To offer food or drink, we use would like.
Would you like one of these chocolates? ~ Yes, please. Thank you. Would anyone like more coffee? ~ No, thanks.
In informal speech we can use the imperative.
Have a biscuit. ~ Thank you.
The words we use in invitations are similar to those we use in offers of food and drink. To invite someone, we often use Would you like to...?
Would you like to have lunch with us? ~ Yes, I'd love to. Thank you. Would like can have a verb with to after it, or an object with a noun. Would you like to stay the night. ~ Oh, that's very kind of you. Would you like a bed for the night? ~ Are you sure it's not too much trouble?
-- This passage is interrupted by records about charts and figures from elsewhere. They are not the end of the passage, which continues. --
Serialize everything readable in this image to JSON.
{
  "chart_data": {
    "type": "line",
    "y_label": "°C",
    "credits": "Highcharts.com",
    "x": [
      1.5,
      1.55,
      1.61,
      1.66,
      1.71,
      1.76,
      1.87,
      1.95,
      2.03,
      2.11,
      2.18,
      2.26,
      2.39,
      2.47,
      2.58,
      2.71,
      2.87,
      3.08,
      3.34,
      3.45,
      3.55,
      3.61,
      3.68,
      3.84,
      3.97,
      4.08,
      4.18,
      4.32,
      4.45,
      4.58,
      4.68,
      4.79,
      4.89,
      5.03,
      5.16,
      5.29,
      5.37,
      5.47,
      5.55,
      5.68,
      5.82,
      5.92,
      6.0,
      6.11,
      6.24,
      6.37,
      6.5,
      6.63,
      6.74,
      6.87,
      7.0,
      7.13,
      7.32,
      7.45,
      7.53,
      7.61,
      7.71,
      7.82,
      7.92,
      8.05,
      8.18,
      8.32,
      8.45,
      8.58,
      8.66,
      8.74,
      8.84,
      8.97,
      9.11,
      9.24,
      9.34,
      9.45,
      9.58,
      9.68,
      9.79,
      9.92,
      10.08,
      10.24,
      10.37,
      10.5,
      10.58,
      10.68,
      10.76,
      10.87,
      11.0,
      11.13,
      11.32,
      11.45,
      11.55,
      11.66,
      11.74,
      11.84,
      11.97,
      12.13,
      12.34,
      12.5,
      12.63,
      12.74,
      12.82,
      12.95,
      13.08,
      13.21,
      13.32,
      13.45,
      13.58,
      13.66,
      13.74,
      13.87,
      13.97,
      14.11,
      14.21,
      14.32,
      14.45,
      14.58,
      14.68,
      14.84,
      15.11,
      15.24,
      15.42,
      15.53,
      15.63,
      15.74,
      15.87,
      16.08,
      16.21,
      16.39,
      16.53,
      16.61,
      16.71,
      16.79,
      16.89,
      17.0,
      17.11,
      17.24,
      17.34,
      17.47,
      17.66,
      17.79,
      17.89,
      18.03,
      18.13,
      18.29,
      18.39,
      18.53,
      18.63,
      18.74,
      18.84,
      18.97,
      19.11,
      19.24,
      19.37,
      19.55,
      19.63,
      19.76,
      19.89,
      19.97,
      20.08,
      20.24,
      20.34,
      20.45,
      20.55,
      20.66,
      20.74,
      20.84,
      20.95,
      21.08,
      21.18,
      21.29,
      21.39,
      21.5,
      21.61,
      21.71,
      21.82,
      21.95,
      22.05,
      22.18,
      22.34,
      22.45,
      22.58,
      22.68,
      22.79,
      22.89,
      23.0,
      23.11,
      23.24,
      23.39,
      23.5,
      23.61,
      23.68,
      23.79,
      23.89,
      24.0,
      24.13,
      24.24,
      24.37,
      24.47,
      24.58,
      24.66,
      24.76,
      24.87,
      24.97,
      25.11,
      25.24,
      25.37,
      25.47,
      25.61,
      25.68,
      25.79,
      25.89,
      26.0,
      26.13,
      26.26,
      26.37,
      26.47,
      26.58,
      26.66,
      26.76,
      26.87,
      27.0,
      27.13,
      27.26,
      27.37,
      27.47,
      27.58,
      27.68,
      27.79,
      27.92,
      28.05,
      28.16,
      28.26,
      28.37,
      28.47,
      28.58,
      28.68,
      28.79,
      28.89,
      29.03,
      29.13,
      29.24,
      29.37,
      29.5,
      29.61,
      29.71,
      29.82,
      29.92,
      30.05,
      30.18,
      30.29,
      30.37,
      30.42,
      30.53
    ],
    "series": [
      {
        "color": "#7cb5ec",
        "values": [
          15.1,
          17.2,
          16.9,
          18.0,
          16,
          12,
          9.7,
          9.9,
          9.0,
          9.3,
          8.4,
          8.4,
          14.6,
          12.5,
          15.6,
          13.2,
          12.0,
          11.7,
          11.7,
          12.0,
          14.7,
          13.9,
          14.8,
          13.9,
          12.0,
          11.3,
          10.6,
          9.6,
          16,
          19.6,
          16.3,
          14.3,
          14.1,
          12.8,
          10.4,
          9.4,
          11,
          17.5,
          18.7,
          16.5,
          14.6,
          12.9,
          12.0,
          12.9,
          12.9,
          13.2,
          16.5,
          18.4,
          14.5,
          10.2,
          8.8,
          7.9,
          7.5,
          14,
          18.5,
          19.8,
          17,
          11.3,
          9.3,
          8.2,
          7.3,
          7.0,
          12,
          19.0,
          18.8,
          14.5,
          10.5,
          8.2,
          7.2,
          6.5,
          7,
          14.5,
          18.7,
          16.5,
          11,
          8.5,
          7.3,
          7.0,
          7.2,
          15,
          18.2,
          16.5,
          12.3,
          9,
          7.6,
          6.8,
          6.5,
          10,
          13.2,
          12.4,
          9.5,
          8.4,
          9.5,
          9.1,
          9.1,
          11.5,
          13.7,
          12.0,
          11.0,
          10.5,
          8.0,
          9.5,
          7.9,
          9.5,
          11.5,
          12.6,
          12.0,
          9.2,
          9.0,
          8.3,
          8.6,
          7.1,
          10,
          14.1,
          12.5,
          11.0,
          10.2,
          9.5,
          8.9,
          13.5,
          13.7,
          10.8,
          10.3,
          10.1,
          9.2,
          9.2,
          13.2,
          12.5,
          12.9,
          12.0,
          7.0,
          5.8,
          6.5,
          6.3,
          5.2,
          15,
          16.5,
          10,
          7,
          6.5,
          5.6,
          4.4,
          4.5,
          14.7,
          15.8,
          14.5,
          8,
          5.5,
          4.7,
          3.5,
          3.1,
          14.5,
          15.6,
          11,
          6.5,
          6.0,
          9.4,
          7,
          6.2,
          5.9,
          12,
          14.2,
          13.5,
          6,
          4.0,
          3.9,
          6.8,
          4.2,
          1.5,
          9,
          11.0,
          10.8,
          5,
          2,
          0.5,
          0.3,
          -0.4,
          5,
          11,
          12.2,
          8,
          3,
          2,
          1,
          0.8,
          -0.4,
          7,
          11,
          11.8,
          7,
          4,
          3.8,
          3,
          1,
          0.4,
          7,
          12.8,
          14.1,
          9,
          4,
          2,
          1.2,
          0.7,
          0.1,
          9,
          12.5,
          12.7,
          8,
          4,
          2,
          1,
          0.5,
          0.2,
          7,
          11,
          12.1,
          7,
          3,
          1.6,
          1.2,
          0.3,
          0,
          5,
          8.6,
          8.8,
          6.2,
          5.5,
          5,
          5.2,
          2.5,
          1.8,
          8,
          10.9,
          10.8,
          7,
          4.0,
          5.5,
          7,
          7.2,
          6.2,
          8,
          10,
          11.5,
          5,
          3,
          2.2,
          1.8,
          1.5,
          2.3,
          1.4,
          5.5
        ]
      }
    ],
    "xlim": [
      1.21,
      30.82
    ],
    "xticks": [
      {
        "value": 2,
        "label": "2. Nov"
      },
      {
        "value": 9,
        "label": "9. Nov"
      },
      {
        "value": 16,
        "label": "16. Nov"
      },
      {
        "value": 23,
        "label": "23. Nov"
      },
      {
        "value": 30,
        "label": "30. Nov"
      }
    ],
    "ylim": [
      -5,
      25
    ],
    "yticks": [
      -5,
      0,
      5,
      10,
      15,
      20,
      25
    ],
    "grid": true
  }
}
A) Put the words in the right order and write in the sentences: post I for you I I'll / that letter for a minute I shall / stop /we have / one of these / wont I you a game / like / would /you
* Wont you have one of these?
2) Complete the conversation. Put in could, shall, will or would.
Daniel: Where shall we have our picnic, then? Rachel: This looks all right. (1) ......................we sit here? Emma: Oh, I've forgotten the sausages. They're in the car. Matthew: (2).................... I get them? Emma: Oh, thanks, Matthew. Vicky: We (3)…………………sit by those trees. It looks nicer over there. Rachel: No, it's fine here. Daniel: Yes, it's better here, I think. Emma: (4) ................you like a sandwich, Vicky?
Vicky: Oh, thank you. Emma: (5) ....................you have one, Rachel? Matthew: And here are the sausages. (6)…………….. anyone like one?
3) What would you say? There is more than one correct answer.
* A friend has called at your flat. Invite him to come in.
*Would you like to come in ?
1) Offer your visitor a cup of tea. 2) You don't know what to say in your letter. Ask your friend for a suggestion. 3) You are walking in town with a friend. Suggest having a cup of coffee. 4) A woman you know is afraid to walk home alone. Offer to walk home with her. 5) You are writing to a friend. Invite her to visit you one weekend.